Domhofschule Mehlem: Staatsschutz ermittelt

Domhofschule Mehlem : Staatsschutz ermittelt

Schon wieder hat es die Domhofschule getroffen. Am vergangenen Wochenende haben Unbekannte die Wände mehrerer Gebäudetrakte besprüht, unter anderem mit einem Hakenkreuz. Wie die Polizei mitteilte, hat deswegen der Staatsschutz die Ermittlungen aufgenommen.

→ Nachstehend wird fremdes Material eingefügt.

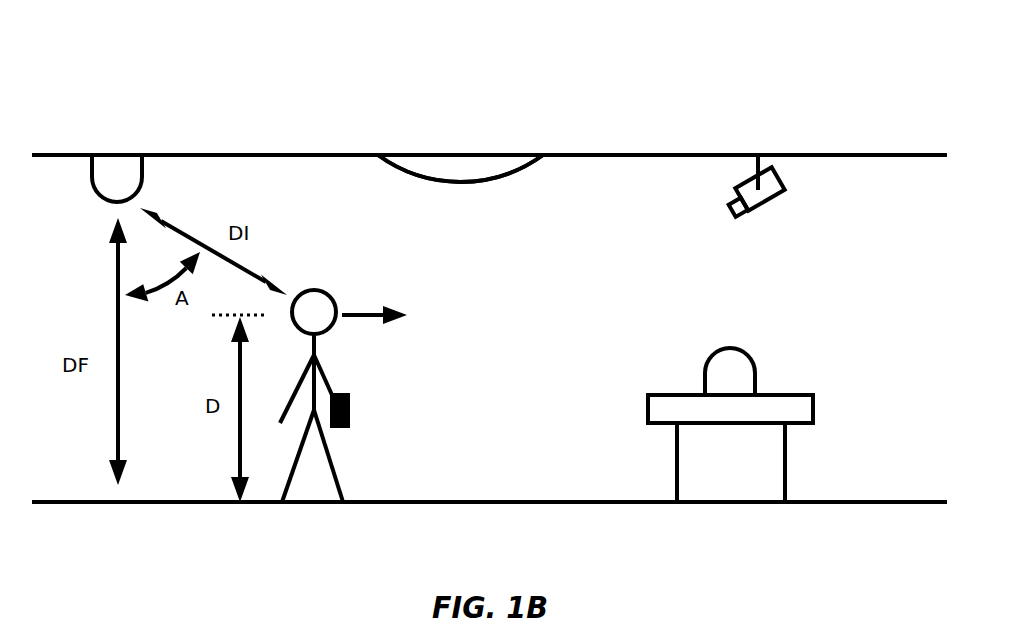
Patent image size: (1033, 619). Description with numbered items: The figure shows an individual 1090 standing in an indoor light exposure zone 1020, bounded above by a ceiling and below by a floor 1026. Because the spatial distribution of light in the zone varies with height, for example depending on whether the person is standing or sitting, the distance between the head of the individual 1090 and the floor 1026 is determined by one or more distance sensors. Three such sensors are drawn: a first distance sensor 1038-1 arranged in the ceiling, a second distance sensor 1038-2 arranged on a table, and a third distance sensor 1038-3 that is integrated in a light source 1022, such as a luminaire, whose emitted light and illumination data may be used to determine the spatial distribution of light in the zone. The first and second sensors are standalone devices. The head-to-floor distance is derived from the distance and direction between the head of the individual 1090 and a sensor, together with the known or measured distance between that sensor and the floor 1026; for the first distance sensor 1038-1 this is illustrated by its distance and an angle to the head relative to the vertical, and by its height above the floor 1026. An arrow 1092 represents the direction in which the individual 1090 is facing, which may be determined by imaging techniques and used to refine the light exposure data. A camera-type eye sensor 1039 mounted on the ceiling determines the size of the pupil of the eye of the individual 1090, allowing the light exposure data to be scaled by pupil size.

The indoor light exposure zone 1020 is at (237, 111).
The floor 1026 is at (440, 500).
The first distance sensor 1038-1 is at (123, 177).
The third distance sensor 1038-3 is at (462, 165).
The light source 1022 is at (505, 163).
The eye sensor 1039 is at (748, 188).
The second distance sensor 1038-2 is at (730, 380).
The individual 1090 is at (327, 375).
The direction in which the individual is facing 1092 is at (405, 313).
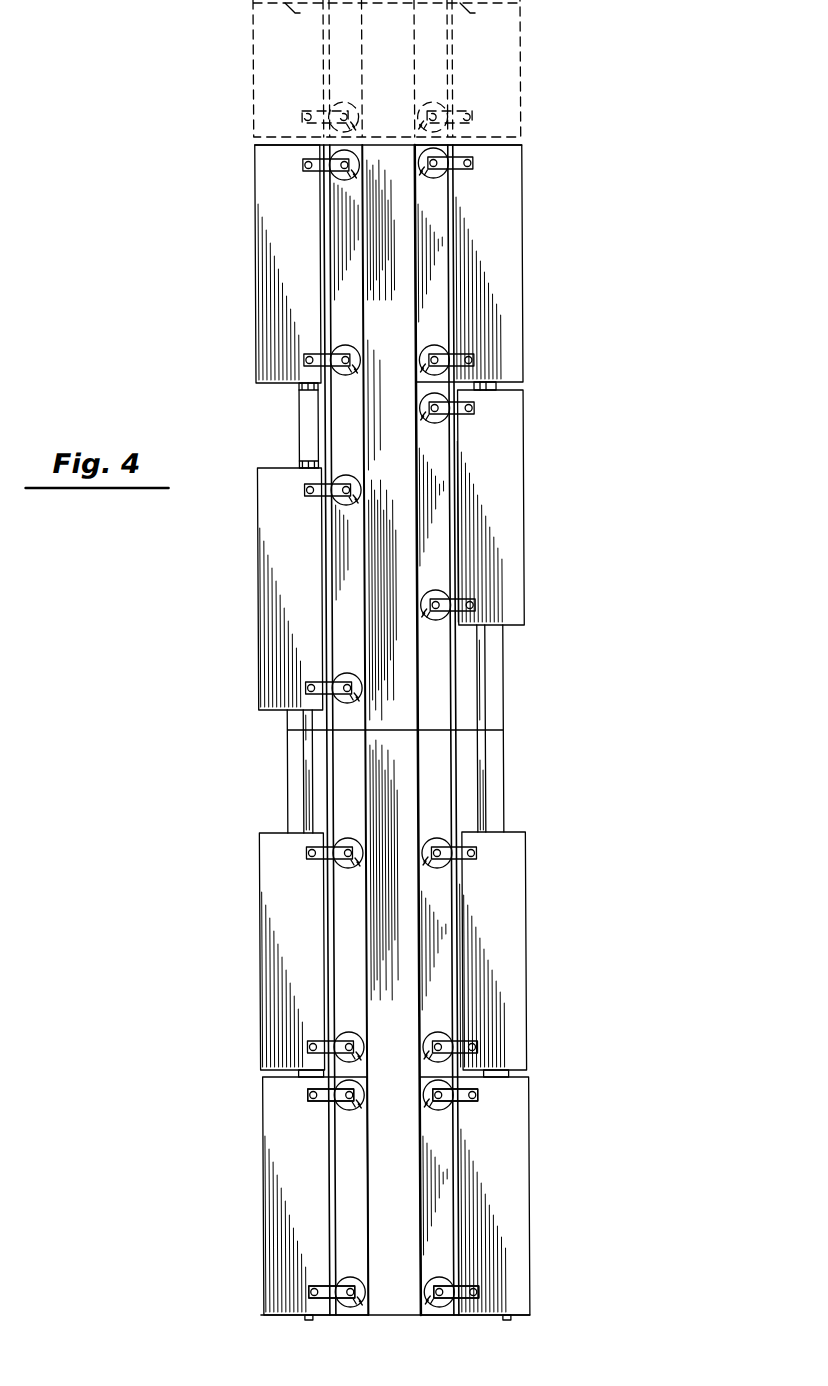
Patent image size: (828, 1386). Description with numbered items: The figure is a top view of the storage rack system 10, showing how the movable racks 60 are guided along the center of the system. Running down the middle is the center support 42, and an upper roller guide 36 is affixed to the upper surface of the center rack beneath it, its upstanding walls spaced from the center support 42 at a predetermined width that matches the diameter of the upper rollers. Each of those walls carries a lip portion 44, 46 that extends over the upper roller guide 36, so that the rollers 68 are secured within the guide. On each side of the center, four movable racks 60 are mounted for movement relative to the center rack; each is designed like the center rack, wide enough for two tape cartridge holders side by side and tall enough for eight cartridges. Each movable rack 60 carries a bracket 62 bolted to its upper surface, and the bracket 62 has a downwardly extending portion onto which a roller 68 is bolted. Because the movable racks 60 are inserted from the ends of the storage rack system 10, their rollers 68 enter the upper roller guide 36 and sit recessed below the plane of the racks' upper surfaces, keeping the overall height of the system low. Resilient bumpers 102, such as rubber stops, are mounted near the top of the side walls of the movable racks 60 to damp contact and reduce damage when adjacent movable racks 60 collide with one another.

Die Schmierereien an der Domhofschule sind kein neues, sondern ein immer wiederkehrendes Phänomen. Anwohner des Areals an der Friedrich-Bleek-Straße, wo alte und neue Domhofschule und ein Spielplatz dicht beieinanderliegen, klagen immer wieder über Ruhestörungen, Vandalismus und Trinkgelage. Auch Einbrüche sind keine Seltenheit, mehrfach sind Diebe in das Gebäude eingestiegen und haben unter anderem Bürotüren eingetreten und Geld mitgenommen.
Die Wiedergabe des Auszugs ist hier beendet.